おそらく、〝やられたら、やりかえす〟という事であろう。



「ロードには、どのような実験を試みていたんだ?」


と、訊ねてみたところ、左将軍が、


(わたくし)どもで“アーティファクトを模した魔石”を作ってみたのですが…、失敗に終わってしまいました。」


と答えた。


「なに?! アーティファクトを作れるのか??」


と、疑問を呈した俺に、右将軍が、


「いいえ、あくまで“(もど)き”でございます。」

「私どもは、“失われし古代魔法”を6~7割程度しか解読できておらず、完璧に扱うことが出来ないので、代わりに現代魔法を応用してみましたが…、上手くいきませんでした。」


と見解を示した。


「…………、お前たちは、これからどうするんだ?」

「この国のロードになるのか?」


と、窺ってみたら、姉が、


「いえ、ここは“スライムの国”ですので、余所者(よそも)が頂点に君臨すれば、すぐにでも下剋上が起こるでしょう。」

「なので、私たちは、また、旅に出ようかと…。」


と少なからず憂いたので、


「じゃあ、トーキーに来ないか?」

「あそこの“賢者”と共に、古代魔法やアーティファクトに関する研究を行ってくれると助かるんだが。」


と、誘ってみたところ、


「よろしいんですか?!」


「ならば、ぜひ、お願いします!」


と揃って目を輝かせたのだった。



さて、そうなると、次の“スライムロード”を誰にするかだが…、彼女たちを除いてであれば、この国で最も強い[西方領土]に任せることにしたのである。

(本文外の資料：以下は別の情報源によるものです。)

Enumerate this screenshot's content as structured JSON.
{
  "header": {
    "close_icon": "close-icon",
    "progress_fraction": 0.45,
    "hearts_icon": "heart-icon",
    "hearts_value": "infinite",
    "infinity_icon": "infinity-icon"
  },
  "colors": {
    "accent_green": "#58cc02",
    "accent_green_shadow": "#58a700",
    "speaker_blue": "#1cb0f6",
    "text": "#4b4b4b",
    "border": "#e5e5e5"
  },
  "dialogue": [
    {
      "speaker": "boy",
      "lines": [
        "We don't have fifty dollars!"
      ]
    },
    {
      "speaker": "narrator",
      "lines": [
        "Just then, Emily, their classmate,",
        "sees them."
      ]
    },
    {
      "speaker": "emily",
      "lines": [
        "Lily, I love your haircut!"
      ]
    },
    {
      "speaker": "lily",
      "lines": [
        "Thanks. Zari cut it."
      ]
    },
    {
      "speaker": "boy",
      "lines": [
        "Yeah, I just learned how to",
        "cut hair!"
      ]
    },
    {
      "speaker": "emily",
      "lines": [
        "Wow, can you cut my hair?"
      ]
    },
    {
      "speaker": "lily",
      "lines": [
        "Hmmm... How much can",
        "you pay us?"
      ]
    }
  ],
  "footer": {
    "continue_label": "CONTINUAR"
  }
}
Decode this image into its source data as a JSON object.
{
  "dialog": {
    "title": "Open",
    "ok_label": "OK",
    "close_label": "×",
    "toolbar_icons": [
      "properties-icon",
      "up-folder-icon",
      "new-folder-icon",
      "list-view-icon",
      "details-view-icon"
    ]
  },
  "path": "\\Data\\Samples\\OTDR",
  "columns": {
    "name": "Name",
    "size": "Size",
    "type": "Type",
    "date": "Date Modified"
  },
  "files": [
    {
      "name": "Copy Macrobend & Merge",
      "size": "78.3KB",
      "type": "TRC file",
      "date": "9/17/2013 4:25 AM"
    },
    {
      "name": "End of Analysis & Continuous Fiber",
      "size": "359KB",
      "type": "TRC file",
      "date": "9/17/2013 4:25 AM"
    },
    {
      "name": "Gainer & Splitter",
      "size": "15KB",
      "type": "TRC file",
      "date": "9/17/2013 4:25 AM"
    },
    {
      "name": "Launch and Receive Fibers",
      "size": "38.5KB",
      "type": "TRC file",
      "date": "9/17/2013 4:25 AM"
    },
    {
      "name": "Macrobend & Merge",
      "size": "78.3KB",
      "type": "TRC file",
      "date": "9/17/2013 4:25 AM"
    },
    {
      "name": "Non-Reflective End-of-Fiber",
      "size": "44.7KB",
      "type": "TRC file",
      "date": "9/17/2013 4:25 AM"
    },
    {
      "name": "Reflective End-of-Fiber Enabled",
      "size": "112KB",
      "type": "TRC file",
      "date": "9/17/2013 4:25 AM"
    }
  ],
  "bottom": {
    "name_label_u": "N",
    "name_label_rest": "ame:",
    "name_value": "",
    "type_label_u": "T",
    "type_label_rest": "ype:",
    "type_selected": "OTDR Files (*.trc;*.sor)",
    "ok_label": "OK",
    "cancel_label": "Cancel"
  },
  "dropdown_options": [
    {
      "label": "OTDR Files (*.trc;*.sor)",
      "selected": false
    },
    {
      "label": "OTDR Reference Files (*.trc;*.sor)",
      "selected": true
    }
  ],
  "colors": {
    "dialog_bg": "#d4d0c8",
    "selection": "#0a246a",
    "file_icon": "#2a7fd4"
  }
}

どちらも【瞬間転移】が使えるとの事で、妹が迎えに行ってくれた。


本人(本スライム?)が、


「主様の御命令とあらば、謹んでお受けいたします。」


と、承諾してくれたので、俺の【伝言】で国内全域に、新たに[スライム女王]が誕生したことを告げ、更に〝今後は彼女に従うよう〟下知したのだった。



魔人姉妹は、10年ほど前に、トーキーの都付近を通過したことがあるらしい。


俺たちが、姉のスキルで[エドゥ王都]の北門に出現したら、そこの守兵たちが、


「お帰りなさいませ、ご主君!」


(ひざまず)いたのであった―。